The wisdom hierarchy, also known as the Data-Information-Knowledge-Wisdom (DIKW) hierarchy, or Data-Information-Knowledge-Wisdom (DIKW) pyramid, which is a model that illustrates the relationship between data, information, knowledge, and wisdom, illustrates the progression of raw data to valuable insights. The model is considered a philosophical approach because it emphasizes the difference between categories. For example, facts alone are not information, and knowledge is not wisdom. It gives us a framework to discuss the level of meaning and utility within data. Each level of hierarchy builds on lower levels, and to effectively make data-driven decisions, you need all four levels.

  • Data: Raw, unprocessed facts and figures without context. It is the foundation for all subsequent layers but holds limited value in isolation.
  • Information: Organized, structured, and contextualized data. Information is useful for answering basic questions like “who,” “what,” “where,” and “when.”
  • Knowledge: The result of analyzing and interpreting information to uncover patterns, trends, and relationships. It provides an understanding of “how” and “why” certain phenomena occur.
  • Wisdom: The ability to make well-informed decisions and take effective action based on understanding of the underlying knowledge。
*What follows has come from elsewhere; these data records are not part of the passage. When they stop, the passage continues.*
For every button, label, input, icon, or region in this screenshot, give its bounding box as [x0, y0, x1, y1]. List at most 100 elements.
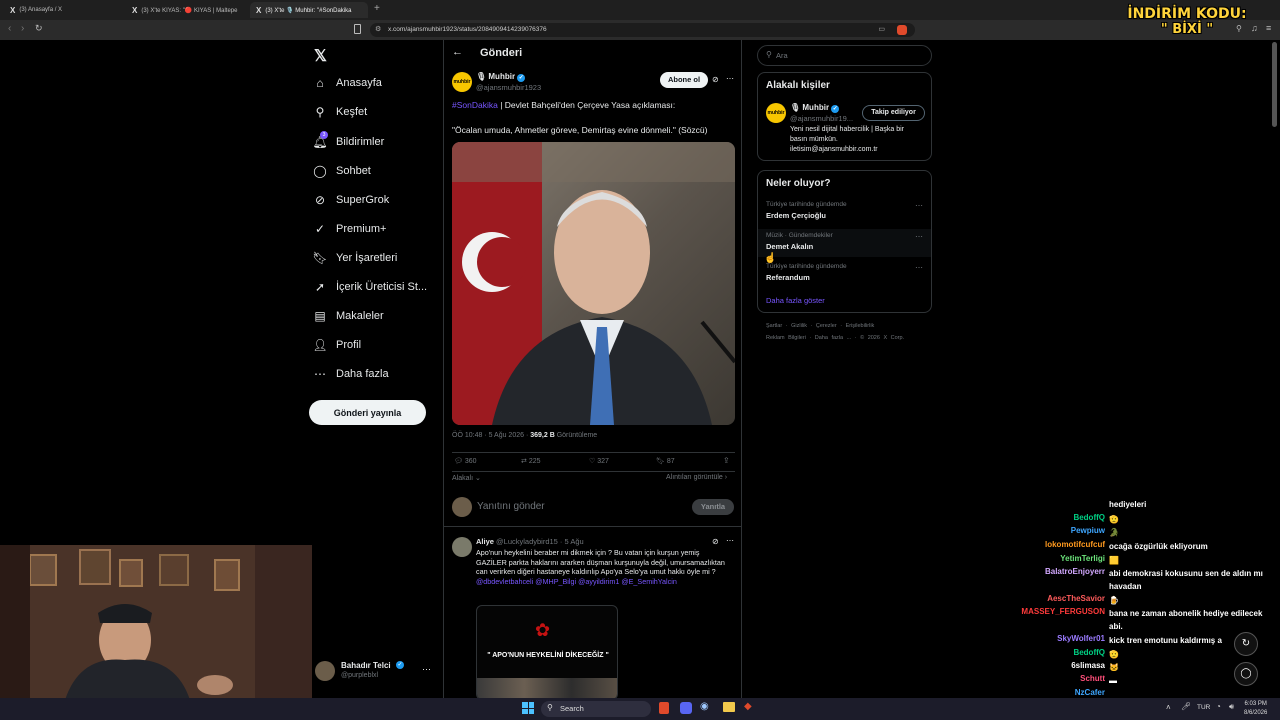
back-arrow-icon[interactable]: ←: [452, 46, 463, 58]
bookmark-action[interactable]: 🔖︎ 87: [656, 457, 675, 465]
more-icon[interactable]: ⋯: [422, 664, 431, 675]
volume-icon[interactable]: 🔊︎: [1229, 702, 1234, 712]
grok-icon[interactable]: ⊘: [712, 75, 719, 84]
search-input[interactable]: ⚲ Ara: [757, 45, 932, 66]
avatar[interactable]: muhbir: [766, 103, 786, 123]
subscribe-button[interactable]: Abone ol: [660, 72, 708, 88]
nav-creator-studio[interactable]: ➚ İçerik Üreticisi St...: [313, 276, 427, 298]
chat-username[interactable]: Schutt: [1010, 674, 1105, 683]
avatar[interactable]: [452, 537, 472, 557]
scrollbar[interactable]: [1272, 42, 1277, 127]
footer-link[interactable]: Çerezler: [816, 323, 837, 329]
more-icon[interactable]: ⋯: [726, 536, 734, 545]
following-button[interactable]: Takip ediliyor: [862, 105, 925, 121]
footer-link[interactable]: Gizlilik: [791, 323, 807, 329]
reply-handle[interactable]: @Luckyladybird15 · 5 Ağu: [496, 537, 584, 546]
account-switcher[interactable]: Bahadır Telci ✓ @purpleblxl ⋯: [312, 658, 436, 686]
forward-icon[interactable]: ›: [21, 23, 24, 34]
clock[interactable]: 6:03 PM 8/6/2026: [1244, 700, 1267, 718]
x-logo-icon[interactable]: 𝕏: [314, 46, 327, 66]
reply-image[interactable]: ✿ " APO'NUN HEYKELİNİ DİKECEĞİZ ": [476, 605, 618, 700]
nav-home[interactable]: ⌂ Anasayfa: [313, 72, 382, 94]
menu-icon[interactable]: ≡: [1266, 23, 1271, 33]
nav-notifications[interactable]: 🔔︎ 3 Bildirimler: [312, 131, 384, 153]
more-icon[interactable]: ⋯: [726, 74, 734, 83]
chat-username[interactable]: BedoffQ: [1010, 648, 1105, 657]
more-icon[interactable]: ⋯: [915, 263, 923, 272]
more-icon[interactable]: ⋯: [915, 232, 923, 241]
chat-username[interactable]: BalatroEnjoyerr: [1010, 567, 1105, 576]
show-more-link[interactable]: Daha fazla göster: [766, 296, 825, 305]
grok-icon[interactable]: ⊘: [712, 537, 719, 546]
chat-username[interactable]: NzCafer: [1010, 688, 1105, 697]
microphone-icon[interactable]: 🎤︎: [1181, 702, 1191, 711]
trend-item[interactable]: Türkiye tarihinde gündemde Erdem Çerçioğ…: [758, 198, 931, 226]
nav-premium[interactable]: ✓ Premium+: [313, 218, 386, 240]
browser-tab[interactable]: X (3) X'te KIYAS: "🔴 KIYAS | Maltepe: [126, 2, 244, 18]
chat-username[interactable]: MASSEY_FERGUSON: [1010, 607, 1105, 616]
browser-tab-active[interactable]: X (3) X'te 🎙️ Muhbir: "#SonDakika: [250, 2, 368, 18]
chat-username[interactable]: lokomotifcufcuf: [1010, 540, 1105, 549]
footer-link[interactable]: Erişilebilirlik: [846, 323, 875, 329]
chat-username[interactable]: SkyWolfer01: [1010, 634, 1105, 643]
nav-explore[interactable]: ⚲ Keşfet: [313, 101, 368, 123]
brave-browser-icon[interactable]: [659, 702, 669, 714]
chat-username[interactable]: BedoffQ: [1010, 513, 1105, 522]
chat-username[interactable]: 6slimasa: [1010, 661, 1105, 670]
avatar[interactable]: muhbir: [452, 72, 472, 92]
related-handle[interactable]: @ajansmuhbir19...: [790, 114, 853, 123]
reply-author[interactable]: Aliye: [476, 537, 494, 546]
trend-item[interactable]: Müzik · Gündemdekiler Demet Akalın ⋯: [758, 229, 931, 257]
chat-username[interactable]: Pewpiuw: [1010, 526, 1105, 535]
sort-dropdown[interactable]: Alakalı ⌄: [452, 474, 481, 482]
author-handle[interactable]: @ajansmuhbir1923: [476, 83, 541, 92]
chevron-up-icon[interactable]: ˄: [1166, 703, 1171, 712]
bookmark-page-icon[interactable]: [354, 24, 361, 34]
reply-button[interactable]: Yanıtla: [692, 499, 734, 515]
chat-username[interactable]: YetimTerligi: [1010, 554, 1105, 563]
back-icon[interactable]: ‹: [8, 23, 11, 34]
reload-icon[interactable]: ↻: [35, 23, 43, 34]
nav-bookmarks[interactable]: 🔖︎ Yer İşaretleri: [312, 247, 397, 269]
message-icon[interactable]: ◯: [1234, 662, 1258, 686]
site-info-icon[interactable]: ⚙: [375, 23, 381, 37]
nav-chat[interactable]: ◯ Sohbet: [313, 160, 371, 182]
reply-action[interactable]: 💬︎ 360: [454, 457, 477, 465]
share-icon[interactable]: ⇪: [723, 456, 730, 465]
url-field[interactable]: ⚙ x.com/ajansmuhbir1923/status/208490941…: [370, 23, 915, 37]
screen-icon[interactable]: ▭: [878, 23, 885, 37]
folder-icon[interactable]: [723, 702, 735, 712]
footer-link[interactable]: Daha fazla ...: [815, 335, 851, 341]
refresh-icon[interactable]: ↻: [1234, 632, 1258, 656]
new-tab-button[interactable]: +: [374, 3, 380, 14]
nav-profile[interactable]: 👤︎ Profil: [312, 334, 361, 356]
app-icon[interactable]: ◆: [744, 701, 752, 712]
footer-link[interactable]: Şartlar: [766, 323, 782, 329]
author-name[interactable]: 🎙 Muhbir ✓: [476, 72, 526, 82]
footer-link[interactable]: Reklam Bilgileri: [766, 335, 806, 341]
post-button[interactable]: Gönderi yayınla: [309, 400, 426, 425]
related-name[interactable]: 🎙 Muhbir ✓: [790, 103, 840, 113]
windows-start-icon[interactable]: [522, 702, 534, 714]
taskbar-search[interactable]: ⚲ Search: [541, 701, 651, 717]
reply-mentions[interactable]: @dbdevletbahceli @MHP_Bilgi @ayyildirim1…: [476, 577, 677, 586]
hashtag-link[interactable]: #SonDakika: [452, 100, 498, 110]
trend-item[interactable]: Türkiye tarihinde gündemde Referandum ⋯: [758, 260, 931, 288]
wifi-icon[interactable]: ◔: [1216, 702, 1221, 711]
nav-supergrok[interactable]: ⊘ SuperGrok: [313, 189, 389, 211]
post-time[interactable]: ÖÖ 10:48 · 5 Ağu 2026 ·: [452, 432, 528, 439]
language-indicator[interactable]: TUR: [1197, 704, 1210, 711]
brave-shield-icon[interactable]: [897, 25, 907, 35]
reply-input[interactable]: Yanıtını gönder: [477, 501, 545, 512]
nav-more[interactable]: ⋯ Daha fazla: [313, 363, 389, 385]
more-icon[interactable]: ⋯: [915, 201, 923, 210]
post-image[interactable]: [452, 142, 735, 425]
browser-tab[interactable]: X (3) Anasayfa / X: [4, 2, 122, 18]
view-quotes-link[interactable]: Alıntıları görüntüle ›: [666, 474, 727, 481]
discord-icon[interactable]: [680, 702, 692, 714]
nav-articles[interactable]: ▤ Makaleler: [313, 305, 383, 327]
repost-action[interactable]: ⇄ 225: [521, 457, 541, 465]
like-action[interactable]: ♡ 327: [589, 457, 609, 465]
chat-username[interactable]: AescTheSavior: [1010, 594, 1105, 603]
steam-icon[interactable]: ◉: [700, 701, 709, 712]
Wisdom is the top of the DIKW hierarchy and to get there, we must answer questions such as ‘why do something’ and ‘what is best’. In other words, wisdom is knowledge applied in action. We can also say that, if data and information are like a look back to the past, knowledge and wisdom are associated with what we do now and what we want to achieve in the future.

Example: App Development

Data: The raw data consists of individual user interactions with the app, such as button clicks, screen views, and time spent on each page, as well as user-submitted feedback through reviews, surveys, and support tickets.

Information: App usage and user feedback data is organized and structured, providing metrics like average session duration, feature usage frequency, user retention rates, and common feedback themes across user segments.

Knowledge: Analyzing and interpreting information from app usage and user feedback uncovers patterns such as frequently requested features, causes of user frustration, and key factors driving user engagement and loyalty.

Wisdom: Understanding user needs, preferences, and pain points to make informed decisions to prioritize feature development, enhance user experience, and allocate resources effectively to maximize user satisfaction and retention.

Mobile apps collect user data, and get additional feedback data from users, but the final goal is to make decisions to improve the app and add more fascinating features.